The tragedy of Ni no Kuni is that while it may contain 300+ familiars, I will only ever use a few. The reason is simple: poorly designed game mechanics. Each familiar must be separately levelled up; familiars who are not in the active 9 gain no experience, which punishes players for doing anything other than sticking with the same handful of familiars. Why would you experiment with new familiars when this would necessitate grinding them from scratch? This undermines all the effort the developers took to create the variety of familiars, and yet it would have been so easy to avoid. Familiars could simply take on the same level as their human partner. They could share a common level. If the player absolutely had to choose between levelling familiars, then there should have been a common experience pool.

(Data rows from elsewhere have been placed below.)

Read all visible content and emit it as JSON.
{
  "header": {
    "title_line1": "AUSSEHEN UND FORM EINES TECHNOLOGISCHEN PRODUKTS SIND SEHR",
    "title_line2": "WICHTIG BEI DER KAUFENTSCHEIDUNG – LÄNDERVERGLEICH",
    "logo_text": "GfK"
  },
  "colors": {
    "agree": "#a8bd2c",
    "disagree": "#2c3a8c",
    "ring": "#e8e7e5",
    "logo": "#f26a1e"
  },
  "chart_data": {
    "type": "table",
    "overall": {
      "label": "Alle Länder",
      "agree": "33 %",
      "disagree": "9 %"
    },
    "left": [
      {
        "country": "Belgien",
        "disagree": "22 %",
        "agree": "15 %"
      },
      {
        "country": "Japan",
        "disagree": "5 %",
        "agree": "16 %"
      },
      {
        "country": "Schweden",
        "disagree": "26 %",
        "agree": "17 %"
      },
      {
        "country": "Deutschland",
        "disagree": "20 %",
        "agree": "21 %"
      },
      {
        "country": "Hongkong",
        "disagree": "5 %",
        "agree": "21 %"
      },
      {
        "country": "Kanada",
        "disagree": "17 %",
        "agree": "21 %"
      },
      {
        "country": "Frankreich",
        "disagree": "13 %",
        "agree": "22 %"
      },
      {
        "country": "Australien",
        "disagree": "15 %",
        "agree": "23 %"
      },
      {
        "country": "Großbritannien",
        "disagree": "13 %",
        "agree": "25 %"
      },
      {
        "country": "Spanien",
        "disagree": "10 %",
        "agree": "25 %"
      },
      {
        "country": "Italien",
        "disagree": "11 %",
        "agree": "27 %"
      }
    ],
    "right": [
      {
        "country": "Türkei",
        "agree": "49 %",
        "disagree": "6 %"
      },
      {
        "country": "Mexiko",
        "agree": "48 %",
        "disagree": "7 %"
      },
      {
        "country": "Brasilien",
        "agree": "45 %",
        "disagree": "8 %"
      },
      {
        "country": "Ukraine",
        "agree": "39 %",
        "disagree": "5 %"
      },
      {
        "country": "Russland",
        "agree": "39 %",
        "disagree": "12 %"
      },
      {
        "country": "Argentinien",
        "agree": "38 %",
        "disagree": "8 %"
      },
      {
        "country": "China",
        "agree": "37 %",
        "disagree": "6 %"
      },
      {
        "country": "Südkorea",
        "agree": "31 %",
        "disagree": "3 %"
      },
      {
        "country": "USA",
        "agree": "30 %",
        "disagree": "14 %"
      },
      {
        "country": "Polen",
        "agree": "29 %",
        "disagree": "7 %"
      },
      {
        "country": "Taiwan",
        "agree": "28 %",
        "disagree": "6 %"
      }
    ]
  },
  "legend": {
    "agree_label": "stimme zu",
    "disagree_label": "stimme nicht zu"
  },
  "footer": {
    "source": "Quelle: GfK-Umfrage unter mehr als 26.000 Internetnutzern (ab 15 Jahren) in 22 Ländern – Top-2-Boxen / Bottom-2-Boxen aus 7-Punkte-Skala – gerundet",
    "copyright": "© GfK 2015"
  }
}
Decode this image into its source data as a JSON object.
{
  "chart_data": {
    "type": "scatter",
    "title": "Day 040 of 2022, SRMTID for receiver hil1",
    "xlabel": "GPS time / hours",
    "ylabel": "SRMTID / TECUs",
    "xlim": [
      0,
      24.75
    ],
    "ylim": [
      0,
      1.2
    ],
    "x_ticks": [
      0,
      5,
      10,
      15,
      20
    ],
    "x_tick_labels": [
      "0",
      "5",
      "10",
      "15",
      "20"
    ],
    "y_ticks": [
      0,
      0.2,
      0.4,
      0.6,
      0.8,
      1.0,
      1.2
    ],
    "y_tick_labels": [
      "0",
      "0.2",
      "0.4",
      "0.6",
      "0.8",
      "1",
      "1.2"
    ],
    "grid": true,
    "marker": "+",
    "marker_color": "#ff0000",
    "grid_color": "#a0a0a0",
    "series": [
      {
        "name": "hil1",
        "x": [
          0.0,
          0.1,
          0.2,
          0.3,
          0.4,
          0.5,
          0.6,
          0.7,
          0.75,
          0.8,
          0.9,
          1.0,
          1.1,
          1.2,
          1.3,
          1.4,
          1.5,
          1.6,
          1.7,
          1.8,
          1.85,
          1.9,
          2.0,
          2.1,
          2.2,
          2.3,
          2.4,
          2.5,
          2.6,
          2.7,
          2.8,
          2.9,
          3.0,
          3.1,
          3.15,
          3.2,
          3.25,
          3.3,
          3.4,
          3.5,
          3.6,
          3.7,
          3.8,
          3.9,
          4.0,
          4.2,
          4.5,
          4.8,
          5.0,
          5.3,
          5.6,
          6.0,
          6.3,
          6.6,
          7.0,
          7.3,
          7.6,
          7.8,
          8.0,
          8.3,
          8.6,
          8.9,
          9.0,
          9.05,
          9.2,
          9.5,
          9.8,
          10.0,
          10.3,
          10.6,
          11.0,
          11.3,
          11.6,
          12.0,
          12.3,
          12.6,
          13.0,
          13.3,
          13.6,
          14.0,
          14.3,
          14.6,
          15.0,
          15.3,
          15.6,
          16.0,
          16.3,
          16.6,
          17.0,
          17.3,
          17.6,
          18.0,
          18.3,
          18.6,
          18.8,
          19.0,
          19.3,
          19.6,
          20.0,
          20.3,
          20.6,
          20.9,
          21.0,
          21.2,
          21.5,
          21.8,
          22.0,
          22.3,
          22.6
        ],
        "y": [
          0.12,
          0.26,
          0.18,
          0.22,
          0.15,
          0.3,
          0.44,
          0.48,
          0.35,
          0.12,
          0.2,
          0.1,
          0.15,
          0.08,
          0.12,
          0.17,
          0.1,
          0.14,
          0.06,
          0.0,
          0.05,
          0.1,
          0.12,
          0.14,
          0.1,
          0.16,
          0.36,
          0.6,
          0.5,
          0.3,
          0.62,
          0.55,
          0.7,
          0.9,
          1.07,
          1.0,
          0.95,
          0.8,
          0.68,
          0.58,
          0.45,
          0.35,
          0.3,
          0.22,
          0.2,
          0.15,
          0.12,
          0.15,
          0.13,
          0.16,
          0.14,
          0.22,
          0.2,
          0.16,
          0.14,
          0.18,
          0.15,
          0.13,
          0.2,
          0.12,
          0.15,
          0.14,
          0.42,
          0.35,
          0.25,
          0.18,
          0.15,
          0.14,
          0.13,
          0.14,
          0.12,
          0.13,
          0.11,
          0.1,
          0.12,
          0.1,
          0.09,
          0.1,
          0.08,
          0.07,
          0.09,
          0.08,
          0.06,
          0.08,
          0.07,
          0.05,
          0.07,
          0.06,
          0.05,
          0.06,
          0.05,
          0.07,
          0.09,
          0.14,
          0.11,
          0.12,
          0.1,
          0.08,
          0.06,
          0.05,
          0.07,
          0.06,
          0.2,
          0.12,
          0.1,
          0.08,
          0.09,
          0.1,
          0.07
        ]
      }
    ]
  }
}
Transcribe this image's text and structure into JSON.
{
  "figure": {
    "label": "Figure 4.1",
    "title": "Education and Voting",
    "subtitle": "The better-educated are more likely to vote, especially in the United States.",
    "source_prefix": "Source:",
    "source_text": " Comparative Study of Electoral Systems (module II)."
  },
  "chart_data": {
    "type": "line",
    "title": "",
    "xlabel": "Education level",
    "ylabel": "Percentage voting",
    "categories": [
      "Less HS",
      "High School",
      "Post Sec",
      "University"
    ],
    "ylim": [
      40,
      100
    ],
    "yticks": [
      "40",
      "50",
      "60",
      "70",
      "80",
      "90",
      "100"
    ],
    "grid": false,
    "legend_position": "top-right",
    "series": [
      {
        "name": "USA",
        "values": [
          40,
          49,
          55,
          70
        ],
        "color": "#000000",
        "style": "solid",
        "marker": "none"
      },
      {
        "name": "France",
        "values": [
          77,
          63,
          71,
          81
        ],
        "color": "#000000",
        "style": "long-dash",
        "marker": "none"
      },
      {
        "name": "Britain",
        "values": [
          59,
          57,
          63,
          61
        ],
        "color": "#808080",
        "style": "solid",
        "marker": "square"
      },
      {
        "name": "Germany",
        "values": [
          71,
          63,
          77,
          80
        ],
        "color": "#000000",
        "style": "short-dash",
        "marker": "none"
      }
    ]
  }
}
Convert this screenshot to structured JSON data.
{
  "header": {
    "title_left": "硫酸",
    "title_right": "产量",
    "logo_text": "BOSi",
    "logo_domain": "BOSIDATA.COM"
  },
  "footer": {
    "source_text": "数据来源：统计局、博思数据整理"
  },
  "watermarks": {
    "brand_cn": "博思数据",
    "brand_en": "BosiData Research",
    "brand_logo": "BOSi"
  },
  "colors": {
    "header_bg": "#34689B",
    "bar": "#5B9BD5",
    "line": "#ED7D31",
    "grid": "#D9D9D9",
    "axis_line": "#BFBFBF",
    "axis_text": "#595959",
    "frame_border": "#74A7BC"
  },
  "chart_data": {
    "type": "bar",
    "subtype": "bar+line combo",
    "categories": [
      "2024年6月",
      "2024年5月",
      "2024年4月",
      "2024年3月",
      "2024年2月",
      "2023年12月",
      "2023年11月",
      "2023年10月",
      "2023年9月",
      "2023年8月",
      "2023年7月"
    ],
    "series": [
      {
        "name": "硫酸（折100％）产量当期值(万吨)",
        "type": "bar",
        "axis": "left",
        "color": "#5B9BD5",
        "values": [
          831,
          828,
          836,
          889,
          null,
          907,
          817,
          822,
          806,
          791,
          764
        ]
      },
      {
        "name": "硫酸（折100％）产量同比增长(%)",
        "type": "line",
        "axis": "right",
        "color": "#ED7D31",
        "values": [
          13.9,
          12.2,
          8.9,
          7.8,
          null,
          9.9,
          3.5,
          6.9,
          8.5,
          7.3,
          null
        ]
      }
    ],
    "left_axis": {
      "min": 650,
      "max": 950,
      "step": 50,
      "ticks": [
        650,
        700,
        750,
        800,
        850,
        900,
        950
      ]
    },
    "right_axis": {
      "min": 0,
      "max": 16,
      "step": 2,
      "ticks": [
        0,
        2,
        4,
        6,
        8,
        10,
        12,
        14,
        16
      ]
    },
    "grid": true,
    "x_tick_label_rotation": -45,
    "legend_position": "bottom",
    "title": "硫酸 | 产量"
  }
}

And I can think of more ideas (1).  Similarly, obtaining new familiars is also a matter of grinding – go where they spawn, defeat them, and if they don’t join, repeat. And repeat. And, if necessary, repeat. This is bad design, consuming the player’s time in exchange for another pull of the slot machine, with nary an element of choice or skill in sight. But what if recruiting new familiars required an “interesting decision”? What if – for example – you had to choose between spending experience points on levelling existing familiars, or on purchasing new ones? That would have made Ni no Kuni a very different game. It might also have made it a better one.

 

And yet…

 

I like Ni no Kuni. And I love the familiars, in spite of the lousy way they’re handled. I like their punny names, their designs, their animations – static images don’t convey how adorable they are. Consider the Green Buncher, a familiar (second picture down) made out of bananas, right down to his feet – I named mine “Brunchy”. Then there’s the Turbandit, who upgrades to Turburn, Turban Myth, and Turban Legend; he doesn’t walk into battle so much as waddle, his head wobbling from side to side. One of the suggested names for a Turban Myth is “Myth Piggy”! And don’t forget the Potty, a creature that looks like a penguin wearing a jar – it upgrades to Jackpotty, Crackpot, and Hotpot. Mar Mite himself is a Mite, who upgrades to Mighty Mite, Mermite, and Dynamite. His default name is “Mitey”, but I found his name in the demo – “Mar Mite” –impossible to resist. How can you not love those names?

 

That makes the familiars a good metaphor for Ni no Kuni, a game that is flawed in so many ways, but that often delights as well. Grindy familiars are just the tip of the iceberg – I could write paragraphs more about the failings of NNK’s battle system, plot, and characterisation – but the familiars also epitomise NNK’s appeal. In my review of Tearaway I wrote that a sense of joy is a “rare and precious thing, especially in this medium”, and it’s that joy that NNK produces in its best moments: naming a new familiar, watching as Mar Mite devours a snack or Brunchy hops along on his banana-feet, or simply thumbing through the in-game Wizard’s Compendium, which lists familiars together with a picture and a cute little blurb. I could never call Ni no Kuni a great game – but I can say that it made me smile.

 

(1) Persona 3 and 4 offer another interesting contrast; while personas level separately, just like familiars in NNK, higher-level personas are created by fusing together several lower-level personas. So you might fuse several tier 1s to create a tier 2, then several tier 2s to create a tier 3, meaning you will see – and use – many of their weird and wonderful personas. And unlike NNK,  the Persona games discourage grinding: as your characters gains more and more levels, enemies bring in less and less experience.